Representative Richard Frasier introduced House File 2,090 to the House Higher Education Finance and Policy Committee as a package of measures aimed at making college more affordable and improving completion rates for underrepresented students.
The bill would increase the state grant living and miscellaneous expense (LME) allowance from 115% to 121% of the federal poverty guideline; create a State Grant Plus scholarship equal to 25% of a student’s existing state grant award; provide one-time grants to nonprofits for FAFSA completion efforts; fund competitive grants supporting retention of low-income students; require multilingual, culturally relevant materials; and create working groups on higher education financial stability and attainment goals. Representative Frasier moved to lay the bill over for possible inclusion in the higher education finance omnibus bill; the motion was laid over by voice vote.
Why it matters: supporters said the bill responds to rising costs, persistent completion gaps by race and income, and the statewide workforce need for better postsecondary attainment. Carlos Mariani, executive director of the Minnesota Education Equity Partnership (MNEP), reviewed MNEP’s history and said the organization will continue to advise on policy and data-disaggregation to support equity in higher education.
Committee questioning focused on cost and implementation details. Representative Novotny noted the bill’s appropriations were left blank; Dr. John Peterson, senior policy fellow with MNEP, described those blanks as intentional to open policy discussion amid constrained state finances and said modest one-time appropriations (he suggested $50,000) would help produce multilingual FAFSA outreach materials. Dr. Peterson also provided illustrative calculations for the State Grant Plus award using 2024 average state grant amounts: roughly $1,500 at University of Minnesota campuses, $1,450 at nonprofit private institutions, $800 at Minnesota State universities and $350 at Minnesota State colleges, with the Commissioner authorized under the bill to adjust the 25% match level based on appropriation availability.
Several members raised budget concerns. Representative Rarick noted the governor’s proposal would have reduced the LME to 110% and said increasing it to 121% could add roughly $36 million to the state grant shortfall; he and others stressed the state grant program already faces a significant deficit. Supporters responded that the bill’s purpose is to surface proposals and design targeted supports even if funding must be negotiated later.
Student testimony framed the provisions in personal terms. Jamaa Jigo, an Augsburg University student and financial aid recipient, told the committee that increases to LME and the State Grant Plus scholarship would help cover commuting and living costs that otherwise threaten students’ ability to finish degrees.
The committee laid HF 2090 over for possible inclusion in the higher education omnibus bill so fiscal and program details can be developed in subsequent work.

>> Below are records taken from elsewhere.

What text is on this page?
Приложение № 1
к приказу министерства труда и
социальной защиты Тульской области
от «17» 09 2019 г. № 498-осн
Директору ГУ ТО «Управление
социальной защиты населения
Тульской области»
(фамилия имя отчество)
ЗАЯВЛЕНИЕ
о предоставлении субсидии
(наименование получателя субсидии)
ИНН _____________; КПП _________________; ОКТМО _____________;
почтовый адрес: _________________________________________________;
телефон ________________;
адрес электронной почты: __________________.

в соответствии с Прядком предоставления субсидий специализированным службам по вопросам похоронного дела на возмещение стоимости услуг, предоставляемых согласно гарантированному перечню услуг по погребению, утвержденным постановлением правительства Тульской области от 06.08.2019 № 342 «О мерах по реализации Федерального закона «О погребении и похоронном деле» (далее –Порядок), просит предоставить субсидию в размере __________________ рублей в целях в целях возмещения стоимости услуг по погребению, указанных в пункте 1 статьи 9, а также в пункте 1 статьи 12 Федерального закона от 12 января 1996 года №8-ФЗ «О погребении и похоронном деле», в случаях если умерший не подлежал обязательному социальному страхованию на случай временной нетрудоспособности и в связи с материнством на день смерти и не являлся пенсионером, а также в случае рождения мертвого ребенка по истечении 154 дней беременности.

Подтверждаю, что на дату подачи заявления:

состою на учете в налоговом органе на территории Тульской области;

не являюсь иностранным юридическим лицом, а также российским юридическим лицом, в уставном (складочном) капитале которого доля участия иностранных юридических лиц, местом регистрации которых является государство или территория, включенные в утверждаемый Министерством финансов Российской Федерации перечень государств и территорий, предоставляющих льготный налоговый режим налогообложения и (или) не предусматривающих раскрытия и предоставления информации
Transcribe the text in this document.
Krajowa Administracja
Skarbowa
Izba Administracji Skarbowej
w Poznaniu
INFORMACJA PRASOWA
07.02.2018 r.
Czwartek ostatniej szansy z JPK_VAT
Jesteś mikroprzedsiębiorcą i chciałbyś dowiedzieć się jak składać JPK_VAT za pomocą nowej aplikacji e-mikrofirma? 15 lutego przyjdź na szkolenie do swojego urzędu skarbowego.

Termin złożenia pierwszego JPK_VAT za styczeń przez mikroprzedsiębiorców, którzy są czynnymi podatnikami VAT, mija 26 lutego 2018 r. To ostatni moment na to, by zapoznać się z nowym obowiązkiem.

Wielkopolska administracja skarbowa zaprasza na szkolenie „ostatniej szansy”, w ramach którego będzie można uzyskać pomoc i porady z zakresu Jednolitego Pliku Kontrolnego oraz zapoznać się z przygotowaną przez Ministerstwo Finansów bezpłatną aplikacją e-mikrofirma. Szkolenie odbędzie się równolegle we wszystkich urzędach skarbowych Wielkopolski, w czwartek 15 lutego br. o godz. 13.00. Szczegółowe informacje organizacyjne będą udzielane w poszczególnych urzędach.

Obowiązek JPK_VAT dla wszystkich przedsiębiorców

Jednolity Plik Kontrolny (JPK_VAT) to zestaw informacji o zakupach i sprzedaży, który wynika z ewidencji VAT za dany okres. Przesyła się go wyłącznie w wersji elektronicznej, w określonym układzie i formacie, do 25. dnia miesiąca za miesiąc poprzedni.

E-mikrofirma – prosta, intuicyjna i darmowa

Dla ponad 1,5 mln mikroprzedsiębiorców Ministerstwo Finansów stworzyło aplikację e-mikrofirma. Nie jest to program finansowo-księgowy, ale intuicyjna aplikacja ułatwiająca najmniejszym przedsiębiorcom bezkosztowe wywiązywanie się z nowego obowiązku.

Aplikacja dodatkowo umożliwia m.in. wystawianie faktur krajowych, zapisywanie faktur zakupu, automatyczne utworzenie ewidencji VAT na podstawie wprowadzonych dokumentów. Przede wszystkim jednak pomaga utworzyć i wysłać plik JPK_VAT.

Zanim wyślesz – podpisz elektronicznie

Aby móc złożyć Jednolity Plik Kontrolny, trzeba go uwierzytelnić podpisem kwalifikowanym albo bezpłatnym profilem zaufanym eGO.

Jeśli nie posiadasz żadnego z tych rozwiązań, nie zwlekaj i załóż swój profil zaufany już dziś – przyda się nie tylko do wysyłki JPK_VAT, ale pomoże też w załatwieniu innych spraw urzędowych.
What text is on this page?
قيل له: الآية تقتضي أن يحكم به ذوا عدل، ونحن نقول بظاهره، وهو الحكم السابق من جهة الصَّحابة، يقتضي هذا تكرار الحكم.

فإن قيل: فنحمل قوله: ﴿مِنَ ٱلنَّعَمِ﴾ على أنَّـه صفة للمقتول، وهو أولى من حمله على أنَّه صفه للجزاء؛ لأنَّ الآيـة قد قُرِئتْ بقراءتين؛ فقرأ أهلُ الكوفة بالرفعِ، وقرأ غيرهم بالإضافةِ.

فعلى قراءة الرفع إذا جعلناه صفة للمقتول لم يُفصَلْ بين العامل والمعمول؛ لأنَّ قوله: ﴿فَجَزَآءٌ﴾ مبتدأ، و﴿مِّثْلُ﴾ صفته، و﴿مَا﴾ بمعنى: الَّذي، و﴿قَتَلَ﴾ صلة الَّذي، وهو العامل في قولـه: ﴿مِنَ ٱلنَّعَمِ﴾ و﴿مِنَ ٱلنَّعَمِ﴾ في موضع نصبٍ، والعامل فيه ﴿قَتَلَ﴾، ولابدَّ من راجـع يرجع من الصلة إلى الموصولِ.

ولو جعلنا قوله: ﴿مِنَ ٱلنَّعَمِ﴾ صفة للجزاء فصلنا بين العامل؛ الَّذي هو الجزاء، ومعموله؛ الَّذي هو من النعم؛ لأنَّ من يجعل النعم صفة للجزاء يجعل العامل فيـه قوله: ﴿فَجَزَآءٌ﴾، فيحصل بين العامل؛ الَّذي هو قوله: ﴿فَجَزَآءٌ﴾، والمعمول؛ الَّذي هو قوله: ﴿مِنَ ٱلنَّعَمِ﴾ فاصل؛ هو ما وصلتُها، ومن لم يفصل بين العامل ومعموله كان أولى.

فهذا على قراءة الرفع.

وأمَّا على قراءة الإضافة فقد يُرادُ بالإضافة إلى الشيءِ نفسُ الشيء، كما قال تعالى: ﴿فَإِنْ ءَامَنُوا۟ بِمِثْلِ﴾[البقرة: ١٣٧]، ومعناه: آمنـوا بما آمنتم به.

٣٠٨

The Office of Higher Education would be directed in the bill to convene the working groups and administer competitive grants and reporting required by the proposal.
Votes at a glance: the committee adopted a motion to lay HF 2090 over for possible inclusion in the higher education finance omnibus bill by voice vote; no roll-call tally was recorded in the hearing transcript.
Provenance: the committee first heard MNEP testimony introducing the topic at 48.825 seconds into the transcript and the bill was laid over at 2466.715 seconds, where the committee chair renewed the motion to lay HF 2090 over.
What’s next: the bill has been laid over for potential inclusion in the higher education finance omnibus; appropriations and statutory language details will be subject to further committee and caucus negotiation.